Let’s say a supplier sells our café 35kgs of coffee per week, at standard 12 month contract = 35kgs x 52 weeks.
If our local cafe was brewing espresso at 12g per dose:
1kg @ 12g = 80 coffees
5kg p/d @ 80 coffees = 400 coffees p/day
35kgs p/week @ 400 coffees p/day = 11, 200 coffees p/month
If we increase the math by only 2g dose:
1kg @ 14g = 70 coffees
5kg p/d @ 70 coffees = 350 coffees p/day
35kgs p/week @ 350 coffees p/day = 9,800 coffees p/month
An increase of 2g per dose results in 1, 400 less coffees per month.
Our café would need to order twenty extra kilos per month to satisfy demand.

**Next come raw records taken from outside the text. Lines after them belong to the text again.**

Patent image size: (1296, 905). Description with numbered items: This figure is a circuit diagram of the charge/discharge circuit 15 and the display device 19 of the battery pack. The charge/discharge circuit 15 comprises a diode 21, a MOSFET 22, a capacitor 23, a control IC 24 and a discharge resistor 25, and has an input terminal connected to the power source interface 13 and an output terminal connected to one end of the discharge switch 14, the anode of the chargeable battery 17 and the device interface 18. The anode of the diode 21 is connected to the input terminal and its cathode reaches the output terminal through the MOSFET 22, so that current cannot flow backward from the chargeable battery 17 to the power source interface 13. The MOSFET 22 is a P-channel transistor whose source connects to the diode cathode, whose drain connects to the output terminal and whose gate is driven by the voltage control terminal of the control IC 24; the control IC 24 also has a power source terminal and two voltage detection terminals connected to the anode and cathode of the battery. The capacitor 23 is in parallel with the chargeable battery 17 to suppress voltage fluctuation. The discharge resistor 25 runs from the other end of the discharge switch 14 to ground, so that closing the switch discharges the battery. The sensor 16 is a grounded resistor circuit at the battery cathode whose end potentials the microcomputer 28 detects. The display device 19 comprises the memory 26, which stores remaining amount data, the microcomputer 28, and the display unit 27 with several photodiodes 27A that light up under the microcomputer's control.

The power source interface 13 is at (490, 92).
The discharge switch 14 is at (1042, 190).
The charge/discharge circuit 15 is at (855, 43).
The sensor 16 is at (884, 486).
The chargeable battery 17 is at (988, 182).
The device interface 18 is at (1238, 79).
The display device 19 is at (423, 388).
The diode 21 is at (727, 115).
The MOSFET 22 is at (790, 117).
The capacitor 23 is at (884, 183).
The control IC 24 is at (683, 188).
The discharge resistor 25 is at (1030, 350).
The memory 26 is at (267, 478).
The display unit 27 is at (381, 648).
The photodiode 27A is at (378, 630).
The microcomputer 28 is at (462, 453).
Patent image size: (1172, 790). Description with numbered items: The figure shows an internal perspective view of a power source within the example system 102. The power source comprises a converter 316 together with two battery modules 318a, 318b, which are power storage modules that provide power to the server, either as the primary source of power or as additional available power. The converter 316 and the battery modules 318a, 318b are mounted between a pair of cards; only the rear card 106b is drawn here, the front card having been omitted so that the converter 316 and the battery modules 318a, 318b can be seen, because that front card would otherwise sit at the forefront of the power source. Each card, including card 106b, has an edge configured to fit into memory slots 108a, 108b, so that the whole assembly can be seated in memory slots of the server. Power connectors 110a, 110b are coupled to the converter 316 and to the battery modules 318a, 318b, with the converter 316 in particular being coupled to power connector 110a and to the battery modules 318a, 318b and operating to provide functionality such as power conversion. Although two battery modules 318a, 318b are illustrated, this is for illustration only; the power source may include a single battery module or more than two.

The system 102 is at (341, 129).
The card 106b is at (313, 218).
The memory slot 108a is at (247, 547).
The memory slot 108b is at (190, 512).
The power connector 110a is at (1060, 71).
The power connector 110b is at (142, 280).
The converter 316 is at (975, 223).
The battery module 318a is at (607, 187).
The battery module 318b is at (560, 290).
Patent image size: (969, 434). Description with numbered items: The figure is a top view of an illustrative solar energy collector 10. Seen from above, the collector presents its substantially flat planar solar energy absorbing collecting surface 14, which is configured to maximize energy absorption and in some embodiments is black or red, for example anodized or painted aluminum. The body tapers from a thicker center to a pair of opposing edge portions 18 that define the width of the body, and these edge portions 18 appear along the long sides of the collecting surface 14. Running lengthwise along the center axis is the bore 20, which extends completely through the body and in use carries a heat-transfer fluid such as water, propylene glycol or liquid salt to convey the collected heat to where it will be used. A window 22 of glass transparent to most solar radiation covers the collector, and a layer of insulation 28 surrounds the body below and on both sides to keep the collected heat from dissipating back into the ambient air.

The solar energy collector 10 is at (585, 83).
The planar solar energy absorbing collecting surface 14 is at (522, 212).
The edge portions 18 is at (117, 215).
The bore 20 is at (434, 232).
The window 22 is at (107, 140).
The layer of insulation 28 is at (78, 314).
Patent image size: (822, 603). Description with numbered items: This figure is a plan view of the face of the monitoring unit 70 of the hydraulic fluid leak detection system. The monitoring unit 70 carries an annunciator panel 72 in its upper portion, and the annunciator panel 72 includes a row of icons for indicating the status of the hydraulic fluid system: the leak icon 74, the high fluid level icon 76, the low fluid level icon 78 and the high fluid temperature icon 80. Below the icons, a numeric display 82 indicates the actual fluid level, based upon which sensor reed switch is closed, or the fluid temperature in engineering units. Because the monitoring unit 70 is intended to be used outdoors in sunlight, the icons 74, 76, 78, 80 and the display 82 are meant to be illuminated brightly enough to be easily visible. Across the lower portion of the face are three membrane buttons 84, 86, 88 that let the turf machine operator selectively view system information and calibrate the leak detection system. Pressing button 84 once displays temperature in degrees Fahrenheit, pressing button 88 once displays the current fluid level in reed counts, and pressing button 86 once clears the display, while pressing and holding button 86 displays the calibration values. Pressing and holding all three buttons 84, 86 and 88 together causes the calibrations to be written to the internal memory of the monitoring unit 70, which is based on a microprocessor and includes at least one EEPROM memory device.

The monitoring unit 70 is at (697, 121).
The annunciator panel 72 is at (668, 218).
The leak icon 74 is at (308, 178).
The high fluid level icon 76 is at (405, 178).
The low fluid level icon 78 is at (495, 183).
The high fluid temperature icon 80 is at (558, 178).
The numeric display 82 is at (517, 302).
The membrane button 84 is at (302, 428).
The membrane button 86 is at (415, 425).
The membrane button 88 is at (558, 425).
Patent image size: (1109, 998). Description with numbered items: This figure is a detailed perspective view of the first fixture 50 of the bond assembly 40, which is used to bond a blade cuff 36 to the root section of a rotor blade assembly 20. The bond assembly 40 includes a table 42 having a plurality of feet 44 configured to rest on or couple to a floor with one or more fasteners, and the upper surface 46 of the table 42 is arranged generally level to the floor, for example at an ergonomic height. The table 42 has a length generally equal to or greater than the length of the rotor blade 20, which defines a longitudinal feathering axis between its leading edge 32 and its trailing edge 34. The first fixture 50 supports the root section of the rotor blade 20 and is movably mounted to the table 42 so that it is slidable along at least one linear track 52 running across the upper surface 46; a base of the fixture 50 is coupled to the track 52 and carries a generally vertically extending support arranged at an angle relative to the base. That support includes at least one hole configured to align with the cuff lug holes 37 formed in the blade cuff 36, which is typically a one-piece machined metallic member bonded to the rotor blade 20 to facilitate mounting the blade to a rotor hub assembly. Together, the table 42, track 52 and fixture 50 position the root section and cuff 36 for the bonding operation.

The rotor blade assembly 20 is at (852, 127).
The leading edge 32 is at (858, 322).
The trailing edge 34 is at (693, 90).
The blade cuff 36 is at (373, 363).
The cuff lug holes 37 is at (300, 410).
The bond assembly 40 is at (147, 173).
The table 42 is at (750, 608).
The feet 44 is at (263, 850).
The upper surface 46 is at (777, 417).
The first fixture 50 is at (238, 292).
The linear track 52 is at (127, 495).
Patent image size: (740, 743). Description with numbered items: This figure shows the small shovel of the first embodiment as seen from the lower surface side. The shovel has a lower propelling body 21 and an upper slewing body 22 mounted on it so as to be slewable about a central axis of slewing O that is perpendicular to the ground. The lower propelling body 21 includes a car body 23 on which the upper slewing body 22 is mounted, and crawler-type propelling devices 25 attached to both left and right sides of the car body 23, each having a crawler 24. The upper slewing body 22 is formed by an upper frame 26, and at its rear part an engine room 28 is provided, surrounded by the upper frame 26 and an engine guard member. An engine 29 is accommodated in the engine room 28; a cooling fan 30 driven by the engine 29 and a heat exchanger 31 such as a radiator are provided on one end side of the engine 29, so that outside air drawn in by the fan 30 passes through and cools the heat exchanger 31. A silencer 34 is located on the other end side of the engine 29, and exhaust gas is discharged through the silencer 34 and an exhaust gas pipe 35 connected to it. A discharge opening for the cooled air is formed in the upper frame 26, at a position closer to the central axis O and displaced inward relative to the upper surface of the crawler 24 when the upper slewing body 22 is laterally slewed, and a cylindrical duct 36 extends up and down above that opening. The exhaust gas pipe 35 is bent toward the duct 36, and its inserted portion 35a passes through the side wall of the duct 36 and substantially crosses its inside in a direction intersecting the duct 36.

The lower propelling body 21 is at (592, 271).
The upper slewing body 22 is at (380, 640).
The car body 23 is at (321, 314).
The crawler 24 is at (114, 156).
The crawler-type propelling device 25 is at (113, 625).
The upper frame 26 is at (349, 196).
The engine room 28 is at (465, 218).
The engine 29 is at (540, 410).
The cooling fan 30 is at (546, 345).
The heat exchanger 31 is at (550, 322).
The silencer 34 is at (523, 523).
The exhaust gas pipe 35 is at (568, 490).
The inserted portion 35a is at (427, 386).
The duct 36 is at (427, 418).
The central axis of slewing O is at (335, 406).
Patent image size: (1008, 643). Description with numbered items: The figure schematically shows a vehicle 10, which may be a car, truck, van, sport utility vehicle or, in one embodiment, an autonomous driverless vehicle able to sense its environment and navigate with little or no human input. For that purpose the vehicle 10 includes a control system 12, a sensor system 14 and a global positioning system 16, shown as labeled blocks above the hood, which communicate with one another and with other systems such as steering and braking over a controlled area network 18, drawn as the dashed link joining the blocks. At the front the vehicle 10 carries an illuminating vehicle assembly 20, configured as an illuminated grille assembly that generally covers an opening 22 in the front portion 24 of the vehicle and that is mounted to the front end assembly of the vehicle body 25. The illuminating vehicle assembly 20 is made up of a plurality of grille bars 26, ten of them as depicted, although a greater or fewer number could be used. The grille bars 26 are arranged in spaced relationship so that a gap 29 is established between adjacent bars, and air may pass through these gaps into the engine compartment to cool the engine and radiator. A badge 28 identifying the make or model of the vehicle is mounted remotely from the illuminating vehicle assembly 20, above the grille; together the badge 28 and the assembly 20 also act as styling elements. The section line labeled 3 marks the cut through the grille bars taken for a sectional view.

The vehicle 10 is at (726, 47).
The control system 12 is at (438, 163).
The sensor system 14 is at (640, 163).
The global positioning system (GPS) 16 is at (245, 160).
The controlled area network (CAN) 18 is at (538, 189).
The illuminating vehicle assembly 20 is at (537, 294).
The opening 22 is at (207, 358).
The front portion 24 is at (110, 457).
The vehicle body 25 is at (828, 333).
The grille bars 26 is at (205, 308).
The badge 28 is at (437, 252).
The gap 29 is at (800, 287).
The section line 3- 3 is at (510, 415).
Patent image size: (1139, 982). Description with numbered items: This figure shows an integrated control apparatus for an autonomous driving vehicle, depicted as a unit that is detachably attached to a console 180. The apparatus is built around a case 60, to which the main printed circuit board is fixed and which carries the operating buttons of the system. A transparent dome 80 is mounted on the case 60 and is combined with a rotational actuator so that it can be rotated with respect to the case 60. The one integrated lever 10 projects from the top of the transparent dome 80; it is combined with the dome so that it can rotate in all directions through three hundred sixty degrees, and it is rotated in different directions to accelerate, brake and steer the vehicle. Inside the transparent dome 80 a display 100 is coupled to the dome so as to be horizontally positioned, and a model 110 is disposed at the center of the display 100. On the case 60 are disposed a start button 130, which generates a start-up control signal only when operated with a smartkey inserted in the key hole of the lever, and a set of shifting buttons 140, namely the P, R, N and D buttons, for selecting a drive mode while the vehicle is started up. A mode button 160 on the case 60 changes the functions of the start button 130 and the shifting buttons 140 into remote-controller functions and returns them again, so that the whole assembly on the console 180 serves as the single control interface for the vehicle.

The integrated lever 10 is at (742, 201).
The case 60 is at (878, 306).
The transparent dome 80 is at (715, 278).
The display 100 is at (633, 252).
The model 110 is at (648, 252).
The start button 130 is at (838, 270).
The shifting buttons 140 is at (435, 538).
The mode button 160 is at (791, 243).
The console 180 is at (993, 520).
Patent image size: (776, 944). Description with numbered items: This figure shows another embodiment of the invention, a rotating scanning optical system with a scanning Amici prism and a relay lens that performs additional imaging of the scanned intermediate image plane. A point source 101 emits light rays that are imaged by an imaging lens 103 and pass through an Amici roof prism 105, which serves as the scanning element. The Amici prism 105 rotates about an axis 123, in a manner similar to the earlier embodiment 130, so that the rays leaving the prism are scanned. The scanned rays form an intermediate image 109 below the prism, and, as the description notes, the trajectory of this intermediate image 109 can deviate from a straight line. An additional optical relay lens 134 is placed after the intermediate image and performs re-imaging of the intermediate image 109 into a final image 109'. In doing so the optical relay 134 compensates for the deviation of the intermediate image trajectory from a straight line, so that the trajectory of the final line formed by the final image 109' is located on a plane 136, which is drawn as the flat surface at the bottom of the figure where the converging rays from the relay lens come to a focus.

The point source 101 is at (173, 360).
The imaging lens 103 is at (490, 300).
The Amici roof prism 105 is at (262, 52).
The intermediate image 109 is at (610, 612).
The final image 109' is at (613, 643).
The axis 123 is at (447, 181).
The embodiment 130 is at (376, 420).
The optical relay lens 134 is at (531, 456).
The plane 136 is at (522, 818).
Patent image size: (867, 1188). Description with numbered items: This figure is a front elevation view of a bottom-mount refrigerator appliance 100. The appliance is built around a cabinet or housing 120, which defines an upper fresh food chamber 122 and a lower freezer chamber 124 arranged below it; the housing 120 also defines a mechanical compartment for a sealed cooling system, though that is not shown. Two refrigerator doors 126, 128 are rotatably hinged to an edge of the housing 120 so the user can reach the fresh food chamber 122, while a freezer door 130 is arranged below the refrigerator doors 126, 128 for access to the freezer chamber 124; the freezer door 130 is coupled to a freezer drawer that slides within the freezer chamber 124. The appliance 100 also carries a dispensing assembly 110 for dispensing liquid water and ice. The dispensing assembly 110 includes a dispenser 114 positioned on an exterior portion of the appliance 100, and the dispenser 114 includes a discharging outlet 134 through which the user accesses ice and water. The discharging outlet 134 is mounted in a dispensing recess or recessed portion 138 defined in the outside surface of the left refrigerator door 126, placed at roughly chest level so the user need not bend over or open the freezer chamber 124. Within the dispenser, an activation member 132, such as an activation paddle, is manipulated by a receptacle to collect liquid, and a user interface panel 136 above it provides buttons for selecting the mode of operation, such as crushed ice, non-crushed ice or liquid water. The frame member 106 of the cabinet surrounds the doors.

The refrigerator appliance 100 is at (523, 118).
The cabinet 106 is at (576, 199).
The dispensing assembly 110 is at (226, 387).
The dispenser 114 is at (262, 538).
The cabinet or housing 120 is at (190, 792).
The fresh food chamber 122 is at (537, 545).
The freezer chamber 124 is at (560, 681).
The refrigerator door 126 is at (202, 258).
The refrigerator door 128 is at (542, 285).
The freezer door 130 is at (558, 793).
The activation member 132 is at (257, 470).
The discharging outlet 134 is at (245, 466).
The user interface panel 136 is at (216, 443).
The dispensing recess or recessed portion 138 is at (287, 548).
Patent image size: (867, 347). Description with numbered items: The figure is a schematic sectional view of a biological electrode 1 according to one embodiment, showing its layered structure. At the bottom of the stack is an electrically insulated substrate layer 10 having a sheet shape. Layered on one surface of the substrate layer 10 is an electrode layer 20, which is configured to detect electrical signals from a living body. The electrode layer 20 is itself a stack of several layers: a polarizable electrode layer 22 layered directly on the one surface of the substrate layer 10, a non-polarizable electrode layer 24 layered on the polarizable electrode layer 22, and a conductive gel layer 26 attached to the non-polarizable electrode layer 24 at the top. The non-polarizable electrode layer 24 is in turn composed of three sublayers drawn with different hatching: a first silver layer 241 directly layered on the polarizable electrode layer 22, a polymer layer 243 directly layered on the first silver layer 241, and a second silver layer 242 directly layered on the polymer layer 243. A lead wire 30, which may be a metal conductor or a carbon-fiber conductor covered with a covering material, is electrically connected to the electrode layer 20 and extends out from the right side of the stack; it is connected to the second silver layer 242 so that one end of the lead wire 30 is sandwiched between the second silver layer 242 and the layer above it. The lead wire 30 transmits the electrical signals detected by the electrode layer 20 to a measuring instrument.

If the average wholesale cost of coffee beans was: 1kg bag = $40
Our local cafés account previously valued at: 140kg p/month x $40 = $5,600 p/month
At 14g per dose, is now worth: 160kg p/month x $40 = $6,400 p/month
Over 12 months, the account is worth an additional: $9,600 p/a
Even though more coffee is being consumed, our café is not selling more coffee or increasing their profits; they’re spending $9.6k p.a more to satisfy equivalent demand.
Roasters learned that your average café will shop around based on ‘price per kilo’, so they adopted the classic ice-cream sales tactic… ‘keep the price the same, reduce the size’.
For our local café, it's an extra $10k p.a investment for limited return.